Lo "speciale" sui capricci che esce sul prossimo numero di UPPA è un "remake": abbiamo già pubblicato anni fa uno speciale su questo argomento. Abbiamo deciso di tornarci su perché, da un'indagine svolta fra i nostri lettori, è venuto fuori che l'educazione e la genitorialità sono argomenti molto richiesti.
Il primo speciale sui capricci era introdotto da Franco Panizon con queste considerazioni.
Lo speciale di questo numero è probabilmente il più importante tra quelli che UPPA ha offerto ai suoi lettori. Infatti, la malattia di cui tratta, i capricci, è certamente la malattia più diffusa tra i bambini di oggi, più di quanto lo siano mai state la grandi malattie dell'uomo: la tbc, la sifilide, il vaiolo; e anche le meno grandi: la difterite, il tetano, il morbillo, la gastroenterite, la polio, la malnutrizione.
Diffusa ma non grave? No, diffusa e grave, diffusa e persistente, diffusa e caratterizzante moltissimi bambini, moltissime famiglie, tutta o quasi la nostra società del benessere. [...]
È scritto chiaramente: non esiste un bambino che faccia i capricci "da solo"; per fare i capricci bisogna essere in due. E se uno dei due, il bambino, fa molti capricci, l'altro deve domandarsi cos'è che non funziona, all'interno di se stesso, e nel rapporto col figlio. I bambini, più e meglio di noi, sanno benissimo come devono rapportarsi all'una o all'altra delle persone che compongono la loro piccola società.Un bambino bilingue, figlio di due genitori di diversa nazionalità, sa parlare italiano (o greco, o portoghese...) al papà e francese (o inglese, o tedesco...) alla mamma.
Così è per i capricci: ogni bambino sa benissimo con chi farli, con l'anello debole. E se fa tanti capricci con tutti e due i genitori, vuol dire che ci sono due anelli deboli e che, forse, in quella famiglia c'e qualcosa che funziona male.

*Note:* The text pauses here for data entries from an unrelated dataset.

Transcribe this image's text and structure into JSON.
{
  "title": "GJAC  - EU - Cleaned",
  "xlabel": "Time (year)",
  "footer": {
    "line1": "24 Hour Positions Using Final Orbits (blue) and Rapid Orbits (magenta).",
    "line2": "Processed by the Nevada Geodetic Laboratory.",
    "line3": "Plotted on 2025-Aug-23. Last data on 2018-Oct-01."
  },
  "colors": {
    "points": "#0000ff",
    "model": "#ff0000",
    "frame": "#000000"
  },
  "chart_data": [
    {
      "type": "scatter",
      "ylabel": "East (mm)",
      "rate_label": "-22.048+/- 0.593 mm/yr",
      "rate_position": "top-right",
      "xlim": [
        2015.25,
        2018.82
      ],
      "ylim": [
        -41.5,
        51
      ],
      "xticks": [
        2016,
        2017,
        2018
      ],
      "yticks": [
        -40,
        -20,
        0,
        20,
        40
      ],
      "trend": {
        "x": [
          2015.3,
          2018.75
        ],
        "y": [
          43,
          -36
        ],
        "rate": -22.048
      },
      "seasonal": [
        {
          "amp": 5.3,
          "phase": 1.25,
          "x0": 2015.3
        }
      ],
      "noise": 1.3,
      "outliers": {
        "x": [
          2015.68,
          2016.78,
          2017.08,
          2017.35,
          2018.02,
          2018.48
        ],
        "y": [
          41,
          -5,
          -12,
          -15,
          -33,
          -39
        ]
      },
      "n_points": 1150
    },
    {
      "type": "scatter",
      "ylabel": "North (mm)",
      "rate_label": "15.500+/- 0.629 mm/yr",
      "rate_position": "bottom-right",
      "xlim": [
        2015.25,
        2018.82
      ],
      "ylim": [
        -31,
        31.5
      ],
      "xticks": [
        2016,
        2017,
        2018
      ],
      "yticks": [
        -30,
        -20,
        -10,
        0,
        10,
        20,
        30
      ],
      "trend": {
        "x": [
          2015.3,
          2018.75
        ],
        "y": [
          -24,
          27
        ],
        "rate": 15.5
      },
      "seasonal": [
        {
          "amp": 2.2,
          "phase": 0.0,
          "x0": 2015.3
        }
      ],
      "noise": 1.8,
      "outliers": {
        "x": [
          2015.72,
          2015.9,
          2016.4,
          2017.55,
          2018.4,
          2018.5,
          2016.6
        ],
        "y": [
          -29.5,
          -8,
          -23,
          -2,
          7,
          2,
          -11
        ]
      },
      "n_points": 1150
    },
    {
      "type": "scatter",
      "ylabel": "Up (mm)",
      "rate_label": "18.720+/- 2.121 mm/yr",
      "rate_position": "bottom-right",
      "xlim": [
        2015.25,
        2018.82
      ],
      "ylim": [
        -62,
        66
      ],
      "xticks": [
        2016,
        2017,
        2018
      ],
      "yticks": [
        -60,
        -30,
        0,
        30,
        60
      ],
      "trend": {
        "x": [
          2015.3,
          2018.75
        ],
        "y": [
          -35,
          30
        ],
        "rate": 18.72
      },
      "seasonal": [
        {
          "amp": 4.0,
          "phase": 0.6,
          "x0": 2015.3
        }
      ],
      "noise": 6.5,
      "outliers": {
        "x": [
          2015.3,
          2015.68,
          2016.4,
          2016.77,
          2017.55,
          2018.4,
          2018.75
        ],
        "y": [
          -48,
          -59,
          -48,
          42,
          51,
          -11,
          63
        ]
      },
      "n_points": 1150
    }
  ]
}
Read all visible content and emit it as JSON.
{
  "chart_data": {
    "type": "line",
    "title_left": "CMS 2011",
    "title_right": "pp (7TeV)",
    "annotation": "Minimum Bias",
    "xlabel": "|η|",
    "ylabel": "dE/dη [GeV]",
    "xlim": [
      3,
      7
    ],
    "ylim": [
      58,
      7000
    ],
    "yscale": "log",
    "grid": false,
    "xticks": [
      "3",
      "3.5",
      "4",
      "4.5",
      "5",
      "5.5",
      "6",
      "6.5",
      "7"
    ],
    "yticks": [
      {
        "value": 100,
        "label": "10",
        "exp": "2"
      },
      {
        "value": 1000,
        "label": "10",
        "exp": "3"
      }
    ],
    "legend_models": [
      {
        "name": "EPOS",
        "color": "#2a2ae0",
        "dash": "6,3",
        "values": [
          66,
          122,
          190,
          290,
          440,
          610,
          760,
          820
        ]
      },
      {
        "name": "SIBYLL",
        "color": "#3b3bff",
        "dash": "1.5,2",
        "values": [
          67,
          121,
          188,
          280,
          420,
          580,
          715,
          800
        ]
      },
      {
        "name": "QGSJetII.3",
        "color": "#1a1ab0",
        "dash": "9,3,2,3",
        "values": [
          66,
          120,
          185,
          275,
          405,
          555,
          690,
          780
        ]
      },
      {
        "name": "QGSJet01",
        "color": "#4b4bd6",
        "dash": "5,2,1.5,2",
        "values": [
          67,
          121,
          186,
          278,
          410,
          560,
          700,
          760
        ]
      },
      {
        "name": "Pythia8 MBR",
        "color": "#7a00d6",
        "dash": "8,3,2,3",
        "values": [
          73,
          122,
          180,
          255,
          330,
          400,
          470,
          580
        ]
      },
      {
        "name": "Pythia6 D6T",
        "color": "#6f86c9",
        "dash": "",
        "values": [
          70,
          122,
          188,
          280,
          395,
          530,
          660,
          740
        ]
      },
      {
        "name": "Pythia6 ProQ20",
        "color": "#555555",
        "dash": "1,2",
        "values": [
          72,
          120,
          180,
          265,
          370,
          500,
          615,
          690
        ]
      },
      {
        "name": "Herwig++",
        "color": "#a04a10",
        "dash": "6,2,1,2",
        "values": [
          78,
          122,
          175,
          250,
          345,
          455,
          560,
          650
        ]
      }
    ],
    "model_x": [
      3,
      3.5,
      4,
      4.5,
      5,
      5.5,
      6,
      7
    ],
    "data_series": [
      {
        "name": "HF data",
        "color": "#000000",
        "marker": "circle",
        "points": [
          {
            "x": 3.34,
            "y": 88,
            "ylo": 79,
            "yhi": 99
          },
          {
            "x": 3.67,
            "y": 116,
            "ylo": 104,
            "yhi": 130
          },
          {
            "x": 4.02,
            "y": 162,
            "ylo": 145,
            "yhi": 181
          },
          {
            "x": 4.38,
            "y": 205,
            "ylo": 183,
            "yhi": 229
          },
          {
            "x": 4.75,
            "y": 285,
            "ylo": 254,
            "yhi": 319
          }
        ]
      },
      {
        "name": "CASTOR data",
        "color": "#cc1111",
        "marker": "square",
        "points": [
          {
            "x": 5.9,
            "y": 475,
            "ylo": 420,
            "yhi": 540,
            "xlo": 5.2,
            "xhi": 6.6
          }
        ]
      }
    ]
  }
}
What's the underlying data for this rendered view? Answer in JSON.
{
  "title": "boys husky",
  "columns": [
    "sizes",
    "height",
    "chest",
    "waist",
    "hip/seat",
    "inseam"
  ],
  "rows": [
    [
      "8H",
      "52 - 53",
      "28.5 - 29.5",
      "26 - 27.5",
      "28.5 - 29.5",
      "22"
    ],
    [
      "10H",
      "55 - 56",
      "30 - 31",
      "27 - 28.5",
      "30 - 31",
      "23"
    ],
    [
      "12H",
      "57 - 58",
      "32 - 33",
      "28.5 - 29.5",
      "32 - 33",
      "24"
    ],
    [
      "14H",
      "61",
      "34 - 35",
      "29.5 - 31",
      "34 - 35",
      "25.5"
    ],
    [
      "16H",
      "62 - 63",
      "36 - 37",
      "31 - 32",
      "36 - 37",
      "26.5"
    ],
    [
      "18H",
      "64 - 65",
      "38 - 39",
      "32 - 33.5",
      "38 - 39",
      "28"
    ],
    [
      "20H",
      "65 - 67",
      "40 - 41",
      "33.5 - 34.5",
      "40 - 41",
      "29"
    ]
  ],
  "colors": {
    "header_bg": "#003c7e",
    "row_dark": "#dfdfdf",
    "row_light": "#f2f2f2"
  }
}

Ma anche se l'anello debole è uno solo, potrebbe esserci "qualcosa che non va", perché l'anello forte dovrebbe rafforzare quello debole, e i tre anelli (i genitori e l'anellino del figlio) dovrebbero rinforzarsi a vicenda. Infatti è il bambino che fa una famiglia. [...]
Ma se questo problema dei troppi capricci ce lo abbiamo più o meno tutti, c'entra qualcosa la società in cui viviamo. Forse siamo deboli perché noi stessi siamo sempre accontentati da un sistema economico e sociale che anticipa i nostri desideri, che non ci lascia essere protagonisti, che ci vuol solo vendere, vendere, vendere. Ed è questa società che riproduciamo nella famiglia.
Alla società, come singoli, per correggerla, possiamo fare ben poco: ma verso la nostra famiglia, verso il nostro anellino capriccioso che deve crescere, abbiamo dei doveri, che non sono il dovere di accontentarlo. E se il nostro anellino ci dice, coi suoi capricci, che non siamo adeguati, dobbiamo saper guardarci dentro. Facile da dire; ma non e come dare una ricetta di paracetamolo: non c'è ricetta per guardarsi dentro.